Imre Nagy, l’ancien Premier ministre hongrois qui s’était rebellé contre la mainmise stalinienne des Soviétiques sur son pays, et qui en paya le prix par la perte de son poste puis de sa vie, exécuté par le régime hongrois pro-soviétique, était le héros symbolique de cette journée.
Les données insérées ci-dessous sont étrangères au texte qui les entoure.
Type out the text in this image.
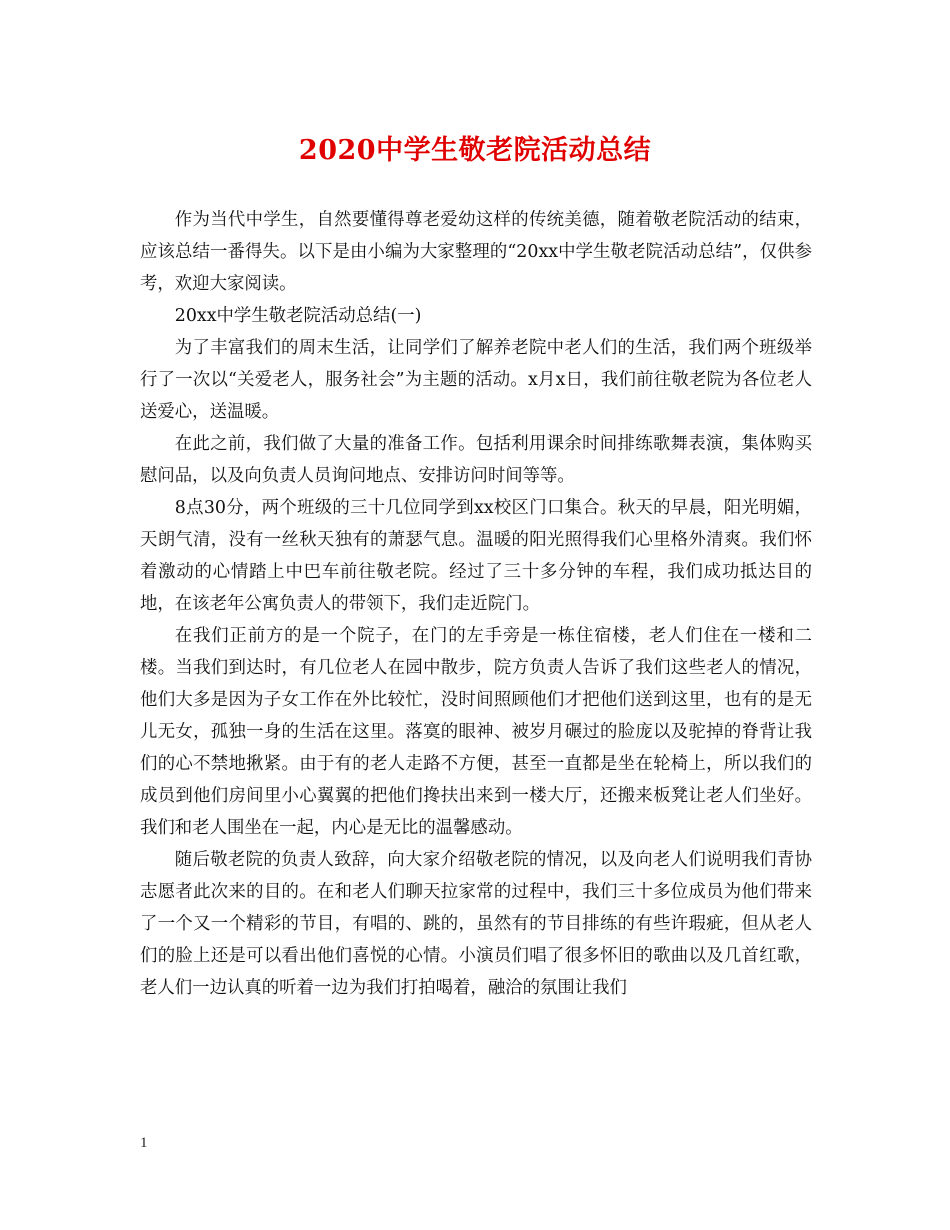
2020中学生敬老院活动总结

作为当代中学生，自然要懂得尊老爱幼这样的传统美德，随着敬老院活动的结束，应该总结一番得失。以下是由小编为大家整理的“20xx中学生敬老院活动总结”，仅供参考，欢迎大家阅读。

20xx中学生敬老院活动总结(一)

为了丰富我们的周末生活，让同学们了解养老院中老人们的生活，我们两个班级举行了一次以“关爱老人，服务社会”为主题的活动。x月x日，我们前往敬老院为各位老人送爱心，送温暖。

在此之前，我们做了大量的准备工作。包括利用课余时间排练歌舞表演，集体购买慰问品，以及向负责人员询问地点、安排访问时间等等。

8点30分，两个班级的三十几位同学到xx校区门口集合。秋天的早晨，阳光明媚，天朗气清，没有一丝秋天独有的萧瑟气息。温暖的阳光照得我们心里格外清爽。我们怀着激动的心情踏上中巴车前往敬老院。经过了三十多分钟的车程，我们成功抵达目的地，在该老年公寓负责人的带领下，我们走近院门。

在我们正前方的是一个院子，在门的左手旁是一栋住宿楼，老人们住在一楼和二楼。当我们到达时，有几位老人在园中散步，院方负责人告诉了我们这些老人的情况，他们大多是因为子女工作在外比较忙，没时间照顾他们才把他们送到这里，也有的是无儿无女，孤独一身的生活在这里。落寞的眼神、被岁月碾过的脸庞以及驼掉的脊背让我们的心不禁地揪紧。由于有的老人走路不方便，甚至一直都是坐在轮椅上，所以我们的成员到他们房间里小心翼翼的把他们搀扶出来到一楼大厅，还搬来板凳让老人们坐好。我们和老人围坐在一起，内心是无比的温馨感动。

随后敬老院的负责人致辞，向大家介绍敬老院的情况，以及向老人们说明我们青协志愿者此次来的目的。在和老人们聊天拉家常的过程中，我们三十多位成员为他们带来了一个又一个精彩的节目，有唱的、跳的，虽然有的节目排练的有些许瑕疵，但从老人们的脸上还是可以看出他们喜悦的心情。小演员们唱了很多怀旧的歌曲以及几首红歌，老人们一边认真的听着一边为我们打拍喝着，融洽的氛围让我们

1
Cependant, ce jeune homme hongrois réussit à capter une grande partie de l’attention avec son discours court, qui ne dura pas plus de sept minutes, mais qui était révolutionnaire à bien des égards. Il déclara : « Aujourd’hui, après 33 ans depuis la révolution hongroise et 31 ans depuis l’exécution du dernier Premier ministre hongrois responsable, nous avons une chance de réaliser tout ce que les révolutionnaires de 1956 ont souhaité et pour quoi ils se sont battus, dans une confrontation sanglante, par des moyens pacifiques. »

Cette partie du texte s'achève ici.